Will achieve target of producing billion vaccine doses for South Asia region till 2022: Top White House official
Jun 09, 2021
By Reena Bhardwaj
Washington [US], June 9 : President Joe Biden's policy coordinator for the Indo-Pacific region Kurt Campbell on Tuesday said that he is confident of completing the target of production of a billion vaccine doses for the region by the end of year 2022.
The top White House official for Asia said that by the end of 2022 the target would be met, despite the COVID-19 crisis in India, where they are proposed to be made. Campbell said that he is "relatively confident on the production of a billion vaccine doses for the region".
Addressing an online event hosted by the Center for a New American Security think tank, Campbell said Washington had been in close consultation with India and others involved in the project.
"This is an extremely difficult period for Indian friends. The United States has tried to stand with Delhi and to bring others, both in the private and public sector, to support them," he said.

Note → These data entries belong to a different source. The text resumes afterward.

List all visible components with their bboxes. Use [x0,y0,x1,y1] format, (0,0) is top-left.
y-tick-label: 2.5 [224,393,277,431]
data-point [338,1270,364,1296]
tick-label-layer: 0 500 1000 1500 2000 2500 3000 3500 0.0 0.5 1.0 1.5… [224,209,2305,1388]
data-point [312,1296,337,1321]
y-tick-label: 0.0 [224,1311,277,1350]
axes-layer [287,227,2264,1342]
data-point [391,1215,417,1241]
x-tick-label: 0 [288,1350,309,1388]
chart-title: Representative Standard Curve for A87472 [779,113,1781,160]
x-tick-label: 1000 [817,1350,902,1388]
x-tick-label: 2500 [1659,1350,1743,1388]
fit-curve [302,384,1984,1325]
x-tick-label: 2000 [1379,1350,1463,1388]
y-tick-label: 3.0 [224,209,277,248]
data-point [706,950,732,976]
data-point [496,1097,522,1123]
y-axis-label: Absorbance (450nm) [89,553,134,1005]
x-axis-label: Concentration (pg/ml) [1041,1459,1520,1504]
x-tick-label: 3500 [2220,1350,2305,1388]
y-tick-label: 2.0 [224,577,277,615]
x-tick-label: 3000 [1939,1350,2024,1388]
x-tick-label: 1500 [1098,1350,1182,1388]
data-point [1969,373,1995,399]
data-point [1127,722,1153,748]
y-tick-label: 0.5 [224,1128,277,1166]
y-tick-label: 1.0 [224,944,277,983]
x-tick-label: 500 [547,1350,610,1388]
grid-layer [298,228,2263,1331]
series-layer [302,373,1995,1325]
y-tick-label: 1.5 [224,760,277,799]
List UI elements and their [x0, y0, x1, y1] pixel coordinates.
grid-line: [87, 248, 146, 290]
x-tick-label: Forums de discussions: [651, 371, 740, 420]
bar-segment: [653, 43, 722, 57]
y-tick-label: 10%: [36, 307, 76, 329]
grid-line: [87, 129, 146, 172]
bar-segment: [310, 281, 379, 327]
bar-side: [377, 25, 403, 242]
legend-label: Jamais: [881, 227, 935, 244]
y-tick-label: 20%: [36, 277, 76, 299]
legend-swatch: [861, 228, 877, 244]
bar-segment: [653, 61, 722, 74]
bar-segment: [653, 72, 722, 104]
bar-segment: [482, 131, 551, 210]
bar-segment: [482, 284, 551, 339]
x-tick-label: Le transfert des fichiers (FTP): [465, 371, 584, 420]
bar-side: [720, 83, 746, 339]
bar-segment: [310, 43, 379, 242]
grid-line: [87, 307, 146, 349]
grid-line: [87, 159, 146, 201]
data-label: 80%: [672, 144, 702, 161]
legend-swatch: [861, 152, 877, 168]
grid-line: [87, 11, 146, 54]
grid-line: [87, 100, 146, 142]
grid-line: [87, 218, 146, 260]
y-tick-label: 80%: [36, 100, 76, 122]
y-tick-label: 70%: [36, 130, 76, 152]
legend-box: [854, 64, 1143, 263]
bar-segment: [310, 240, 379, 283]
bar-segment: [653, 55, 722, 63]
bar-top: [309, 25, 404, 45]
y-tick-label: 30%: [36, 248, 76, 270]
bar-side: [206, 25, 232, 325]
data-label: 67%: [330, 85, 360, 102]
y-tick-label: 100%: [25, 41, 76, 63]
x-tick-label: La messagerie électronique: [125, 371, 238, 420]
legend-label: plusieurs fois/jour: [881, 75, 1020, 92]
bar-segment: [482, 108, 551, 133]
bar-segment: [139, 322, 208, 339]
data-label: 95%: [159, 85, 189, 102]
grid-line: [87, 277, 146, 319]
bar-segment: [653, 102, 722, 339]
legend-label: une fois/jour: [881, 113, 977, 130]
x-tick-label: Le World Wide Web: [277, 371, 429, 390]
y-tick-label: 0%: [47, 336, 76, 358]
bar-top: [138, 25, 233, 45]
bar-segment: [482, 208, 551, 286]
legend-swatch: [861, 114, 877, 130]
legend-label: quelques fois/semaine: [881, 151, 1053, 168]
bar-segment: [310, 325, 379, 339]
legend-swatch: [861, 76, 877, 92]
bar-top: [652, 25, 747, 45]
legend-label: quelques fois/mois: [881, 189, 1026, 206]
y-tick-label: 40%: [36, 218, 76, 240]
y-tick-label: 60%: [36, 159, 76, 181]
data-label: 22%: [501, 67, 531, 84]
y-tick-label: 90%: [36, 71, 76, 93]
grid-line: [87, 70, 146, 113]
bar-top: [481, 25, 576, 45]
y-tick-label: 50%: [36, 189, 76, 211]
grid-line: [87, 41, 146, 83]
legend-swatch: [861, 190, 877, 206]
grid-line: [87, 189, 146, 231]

"Our discussions with both our partners in the private sector and also in government suggests that we are - knock on wood - still on track for 2022."
"I think we understand, the only way to be effective, to counter this, is through vaccine diplomacy. We're trying to step that up more generally," he said.
Talking about China, Campbell just weeks ago had said Chinese policies under President Xi are in large part responsible for the shift in US policy, on Tuesday once again stressed how China has only itself to blame for a global backlash against its policies.
"Over the last year or two the country that has done the most to create problems for China is not the United States but China," the US coordinator for Indo-Pacific affairs on the National Security Council said at the virtual event.
He also discussed Myanmar. Campbell said the situation inside military-ruled Myanmar was deeply concerning and continuing to get worse and the United States was looking at all possible scenarios there.
"It's undeniable that the violence is spiralling. We're seeing not only challenges from the ethnic insurgencies but increasingly, much more organized and purposeful and determined opposition on the democratic side that has refused to go down."
"It's hard not to be discouraged by what we've seen," he said when asked if he saw the possibility of state collapse in Myanmar. "I would say the situation inside the country is concerning. And the situation is continuing to get worse. I think we are looking at all scenarios." Campbell asserted.
Myanmar has been in turmoil since a February 1 military coup, with daily protests in towns and cities and fighting in borderlands between the military and ethnic minority militias, some of which have only existed for a few weeks.